AI for Biodiversity: Overcoming Barriers to Impact
There is significant potential for artificial intelligence (AI) to contribute to our ability to monitor biodiversity at global scale in order to guide policies at global and national scales and target conservation resources where they are most needed. Challenges require innovation in both methods and the systems required to deploy them, and must be co-developed via close partnership across disciplines and geographies. This workshop will convene experts across the fields of AI and ecology with focus on both research and practice to identify key gaps and bottlenecks, prioritize goals, and build collaborations for interdisciplinary solutions.
Biodiversity and ecosystems underpin all human wellbeing and endeavors – from health and happiness to prosperity and security. Yet biodiversity is declining rapidly, with global and local extinctions, and widespread population declines. There is a critical need to track and model wildlife changes to adaptively manage ecosystems sustainably. A rapid growth in sensor technologies is revolutionizing how environments can be monitored and a tsunami of high-resolution data streams is being generated from satellite imagery, visual and audio sensor data, geospatial tracking devices, and environmental DNA. Tools for processing biodiversity data acquisition and turning these data into useful information are also growing exponentially, potentially transforming our understanding of how to manage ecosystems and meet the world’s critical global challenges.
However, while both the ecology and data science / AI communities are increasingly interested in computational approaches to biodiversity, there are significant cultural divides that impede communication between these different areas and a lack of opportunities to facilitate knowledge-sharing and interdisciplinary collaboration, resulting in siloed work where too often each field tries to reinvent what the other fields already know. Bridges must be built to realize the potential of applying new computational tools to address the critical ecological and environmental challenges of our time.
As biodiversity data grows and tools from artificial intelligence (AI) become more powerful, there are increasing opportunities for cross-disciplinary partnership in helping address the world’s urgent biodiversity crisis. This workshop will bring together experts and practitioners across many areas of AI and ecology, including specialists in computer vision, species distribution modeling, citizen science data, taxonomy and systematics, bioacoustics, conservation biology, and other areas.
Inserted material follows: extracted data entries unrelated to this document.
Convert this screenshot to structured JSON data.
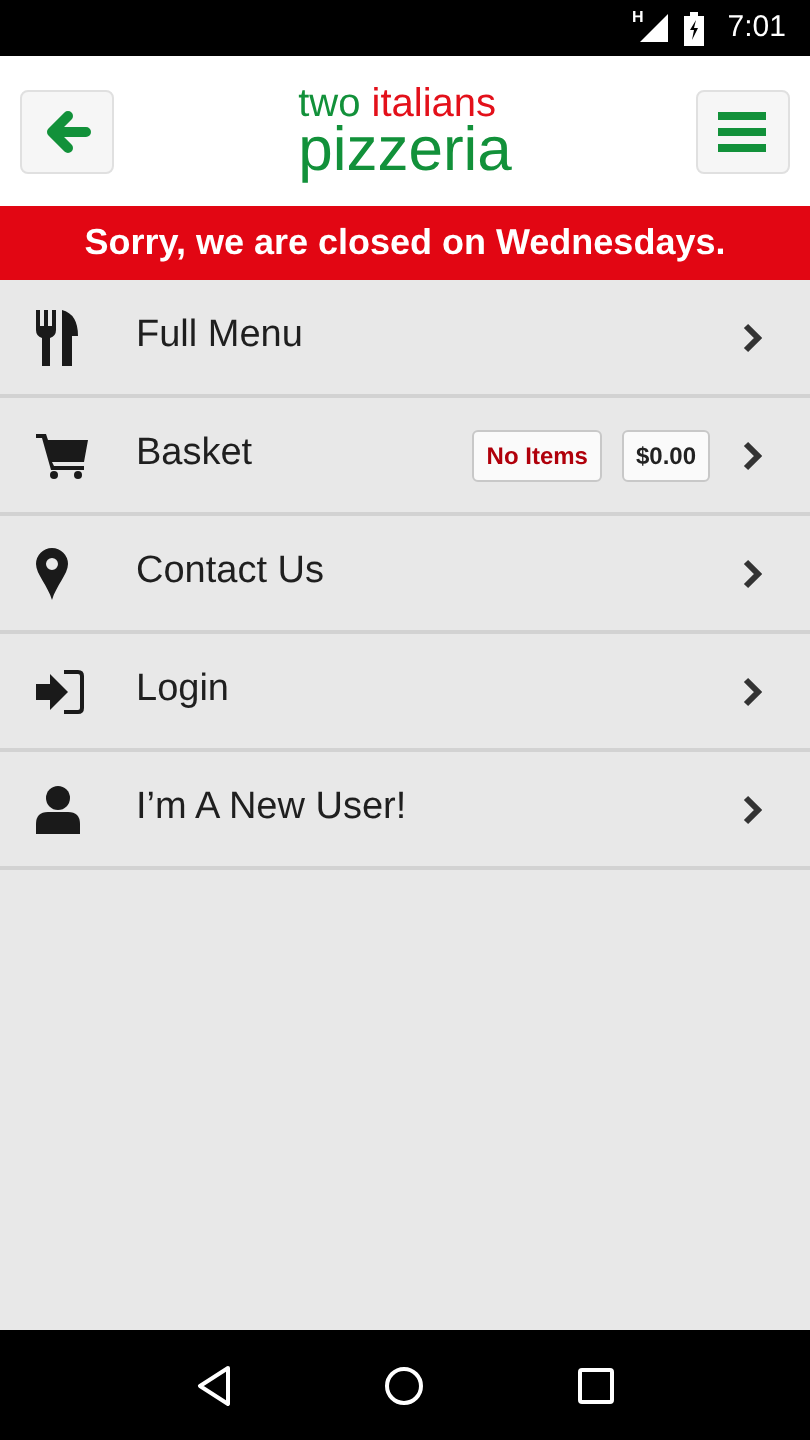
{
  "status_bar": {
    "network": "H",
    "time": "7:01"
  },
  "header": {
    "logo": {
      "line_1a": "two",
      "line_1b": "italians",
      "line_2": "pizzeria"
    }
  },
  "notice": "Sorry, we are closed on Wednesdays.",
  "menu_items": [
    {
      "label": "Full Menu"
    },
    {
      "label": "Basket",
      "badges": [
        {
          "text": "No Items",
          "kind": "alert"
        },
        {
          "text": "$0.00",
          "kind": "plain"
        }
      ]
    },
    {
      "label": "Contact Us"
    },
    {
      "label": "Login"
    },
    {
      "label": "I’m A New User!"
    }
  ]
}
Many of these communities have very limited opportunities to intersect, and we aim to provide a rare platform for discourse with an equal balance of participants having primary expertise in AI and ecology, respectively, and coming from both research and deployment-focused organizations.
The structure of the workshop will aim to facilitate both in-depth learnings on the diverse topics represented by attendees, and also unstructured time to facilitate networking and collaboration-building.
Workshop Impacts / Outputs
Given the timeliness of the topic, we foresee this workshop building strong connections between world leaders in this space across borders in order to identify gaps in our current research and catalyze new collaborations.
As a key deliverable, we aim to point out and address key challenges in translating research insights and technology- and data-driven tools to conservation practice in the field and measuring progress to our global sustainability goals, through a shared discussion between diverse technology builders, technology users, and technology funders. We will develop a map of existing tools, evaluate the technological readiness level (TRL) of each, and determine for each case the key bottlenecks that are preventing TRL advancement and broader use. Some of the common bottlenecks we have already observed are software engineering education and capacity, lack of computing and data infrastructure, lack of sustained funding to support the maintenance of tools, and lack of interdisciplinary discourse and community space leading to duplication of effort. We will release a report with our findings, which will serve to explicitly outline priorities for funders, governmental agencies, and researchers, with the goal of opening up concrete paths to tech transfer and impact at the intersection of AI and Biodiversity.